2.2.6 Infrastruktur Kesehatan

Salah satu faktor dalam membangun sumber daya manusia adalah kesehatan, pada

tingkat mikro yaitu pada tingkat individual dan keluarga, kesehatan adalah dasar bagi

produktivitas kerja dan kapasitas untuk belajar di sekolah. Tenaga kerja yang sehat secara fisik

dan mental akan lebih enerjik dan kuat, lebih produktif, dan mendapatkan penghasilan yang

tinggi. Selanjutnya, anak yang sehat mempunyai kemampuan belajar lebih baik dan akan tumbuh

menjadi dewasa yang lebih terdidik. Dalam keluarga yang sehat, pendidikan anak cenderung

untuk tidak terputus jika dibandingkan dengan keluarga yang tidak sehat.

Pada tingkat makro, penduduk dengan tingkat kesehatan yang baik merupakan masukan

(input) penting untuk menurunkan kemiskinan, pertumbuhan ekonomi, dan pembangunan

ekonomi jangka panjang.
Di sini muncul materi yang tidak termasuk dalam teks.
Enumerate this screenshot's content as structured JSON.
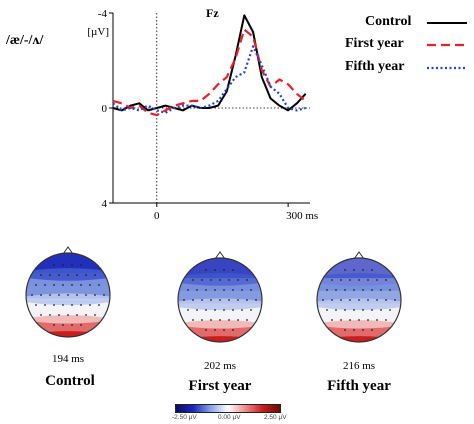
{
  "chart_data": {
    "type": "line",
    "title": "Fz",
    "contrast_label": "/æ/-/ʌ/",
    "y_unit": "[µV]",
    "y_ticks": [
      "-4",
      "0",
      "4"
    ],
    "x_ticks": [
      "0",
      "300 ms"
    ],
    "xlim": [
      -100,
      350
    ],
    "ylim": [
      4,
      -4
    ],
    "y_inverted": true,
    "x_unit": "ms",
    "series": [
      {
        "name": "Control",
        "color": "#000000",
        "style": "solid",
        "x": [
          -100,
          -80,
          -60,
          -40,
          -20,
          0,
          20,
          40,
          60,
          80,
          100,
          120,
          140,
          160,
          180,
          200,
          220,
          240,
          260,
          280,
          300,
          320,
          340
        ],
        "y": [
          0.0,
          0.1,
          -0.1,
          -0.2,
          0.1,
          0.0,
          -0.1,
          0.0,
          0.1,
          -0.1,
          0.0,
          0.0,
          -0.1,
          -0.7,
          -2.2,
          -3.9,
          -3.2,
          -1.3,
          -0.4,
          -0.1,
          0.1,
          -0.2,
          -0.6
        ]
      },
      {
        "name": "First year",
        "color": "#e8202a",
        "style": "dashed",
        "x": [
          -100,
          -80,
          -60,
          -40,
          -20,
          0,
          20,
          40,
          60,
          80,
          100,
          120,
          140,
          160,
          180,
          200,
          220,
          240,
          260,
          280,
          300,
          320,
          340
        ],
        "y": [
          -0.3,
          -0.2,
          0.0,
          -0.1,
          0.2,
          0.3,
          0.1,
          -0.1,
          -0.2,
          -0.3,
          -0.3,
          -0.6,
          -1.0,
          -1.3,
          -2.1,
          -3.3,
          -3.0,
          -1.6,
          -0.9,
          -1.2,
          -1.0,
          -0.6,
          -0.3
        ]
      },
      {
        "name": "Fifth year",
        "color": "#2244cc",
        "style": "dotted",
        "x": [
          -100,
          -80,
          -60,
          -40,
          -20,
          0,
          20,
          40,
          60,
          80,
          100,
          120,
          140,
          160,
          180,
          200,
          220,
          240,
          260,
          280,
          300,
          320,
          340
        ],
        "y": [
          -0.2,
          0.1,
          0.0,
          0.1,
          -0.1,
          0.1,
          0.2,
          0.0,
          -0.1,
          -0.1,
          0.0,
          -0.1,
          -0.3,
          -0.8,
          -1.3,
          -1.5,
          -2.6,
          -1.8,
          -0.9,
          -0.6,
          0.0,
          0.1,
          0.0
        ]
      }
    ],
    "legend_placement": "top-right"
  },
  "topomaps": [
    {
      "time": "194 ms",
      "label": "Control",
      "negativity": 0.95
    },
    {
      "time": "202 ms",
      "label": "First year",
      "negativity": 0.8
    },
    {
      "time": "216 ms",
      "label": "Fifth year",
      "negativity": 0.55
    }
  ],
  "colorbar": {
    "ticks": [
      "-2.50 µV",
      "0.00 µV",
      "2.50 µV"
    ],
    "colors": [
      "#1a28b8",
      "#ffffff",
      "#c81e1e"
    ]
  }
}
Beberapa pengalaman sejarah besar membuktikan berhasilnya tinggal

landas ekonomi seperti pertumbuhan ekonomi yang cepat didukung oleh terobosan penting di

bidang kesehatan masyarakat, pemberantasan penyakit dan peningkatan gizi. Dalam upaya

mendukung peningkatan kesehatan masyarakat maka dibutuhkan juga infrastruktur kesehatan

yang memadai. Infrastruktur kesehatan dalam skripsi ini diwakili oleh ketersediaan puskesmas

dan rumah sakit dalam mendukung peningkatan kesehatan masyarakat.

Fasilitas pelayanan kesehatan dasar, yaitu Puskesmas yang diperkuat juga dengan

Puskesmas Pembantu dan Puskesmas keliling, telah didirikan di hampir seluruh wilayah

Indonesia. Saat ini, jumlah puskesmas di seluruh Indonesia adalah 7.550 unit, Puskesmas

Pembantu 22.002 unit dan Puskesmas keliling 6.132 unit. Jumlah ini mengalami peningkatan dari

tahun 2001 yang sebanyak 7.277 unit Puskesmas dan 21.587 unit Puskesmas Pembantu.
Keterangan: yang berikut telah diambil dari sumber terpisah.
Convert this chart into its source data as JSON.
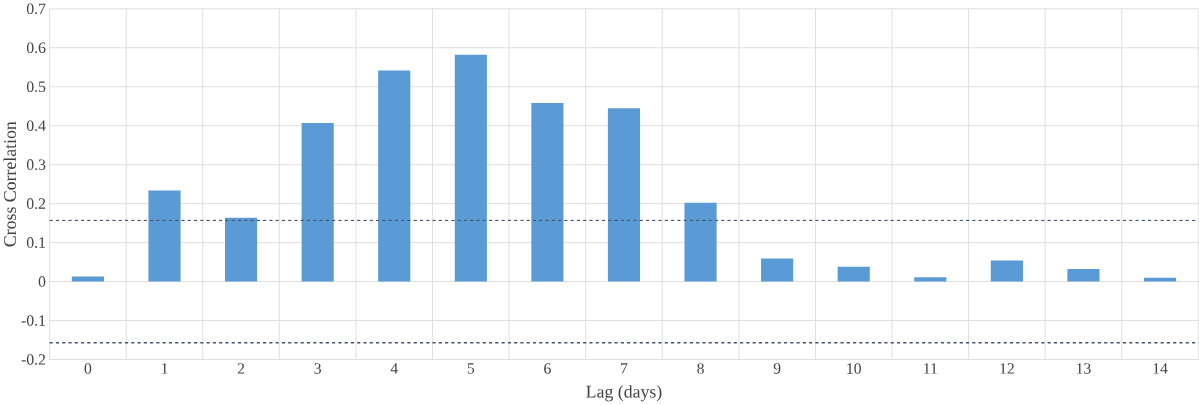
{
  "chart_data": {
    "type": "bar",
    "xlabel": "Lag (days)",
    "ylabel": "Cross Correlation",
    "categories": [
      "0",
      "1",
      "2",
      "3",
      "4",
      "5",
      "6",
      "7",
      "8",
      "9",
      "10",
      "11",
      "12",
      "13",
      "14"
    ],
    "values": [
      0.013,
      0.234,
      0.164,
      0.407,
      0.542,
      0.582,
      0.458,
      0.445,
      0.202,
      0.059,
      0.038,
      0.011,
      0.054,
      0.032,
      0.01
    ],
    "color": "#5b9bd5",
    "ylim": [
      -0.2,
      0.7
    ],
    "yticks": [
      -0.2,
      -0.1,
      0,
      0.1,
      0.2,
      0.3,
      0.4,
      0.5,
      0.6,
      0.7
    ],
    "grid": true,
    "ref_lines": [
      {
        "axis": "y",
        "value": 0.157,
        "color": "#44546a",
        "line_style": "dashed"
      },
      {
        "axis": "y",
        "value": -0.157,
        "color": "#44546a",
        "line_style": "dashed"
      }
    ]
  }
}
Fasilitas pelayanan kesehatan lainnya adalah Rumah Sakit yang terdapat di hampir semua

kabupaten/kota, Untuk rumah sakit terdapat sebanyak 1.215 RS, terdiri dari 420 RS milik

pemerintah, 605 RS milik swasta, 78 RS milik BUMN dan 112 RS milik TNI & Polri, dengan

jumlah seluruh tempat tidur sebanyak 130.214 tempat tidur.

Meskipun fasilitas pelayanan kesehatan dasar tersebut terdapat di semua kecamatan,

namun pemerataan dan keterjangkauan pelayanan kesehatan masih menjadi kendala. Fasilitas

ini belum sepenuhnya dapat dijangkau oleh masyarakat, terutama terkait dengan biaya dan jarak

transportasi.

2.2.7 Infrastruktur Pendidikan

Undang-Undang Dasar (UUD) 1945 mengamanatkan bahwa setiap warga negara berhak

mendapatkan pendidikan guna meningkatkan kualitas dan kesejahteraan hidupnya. Pendidikan

mempunyai peranan penting dan strategis dalam pembangunan bangsa serta member kontribusi

signifikan terhadap pertumbuhan ekonomi dan transformasi sosial. Penelitian yang dilakukan

oleh Departemen Pendidikan Nasional pada tahun 2003 menyimpulkan bahwa pendidikan di

Indonesia sangat berperan dalam pertumbuhan ekonomi. Kenaikan 1 % rata-rata pendidikan

tenaga kerja menaikkan Produk Domestik Bruto (PDB) atau ekonomi riil per kapita sebesar 0,29

% dengan asumsi yang lain tetap (ceteris paribus). Sementara itu kenaikan 1 % rata-rata jam

kerja tenaga kerja akan menaikkan PDB sebesar 0,18 % dan kenaikan 1 % rata-rata pendidikan

penduduk akan menaikkan PDB sebesar 0,19 %.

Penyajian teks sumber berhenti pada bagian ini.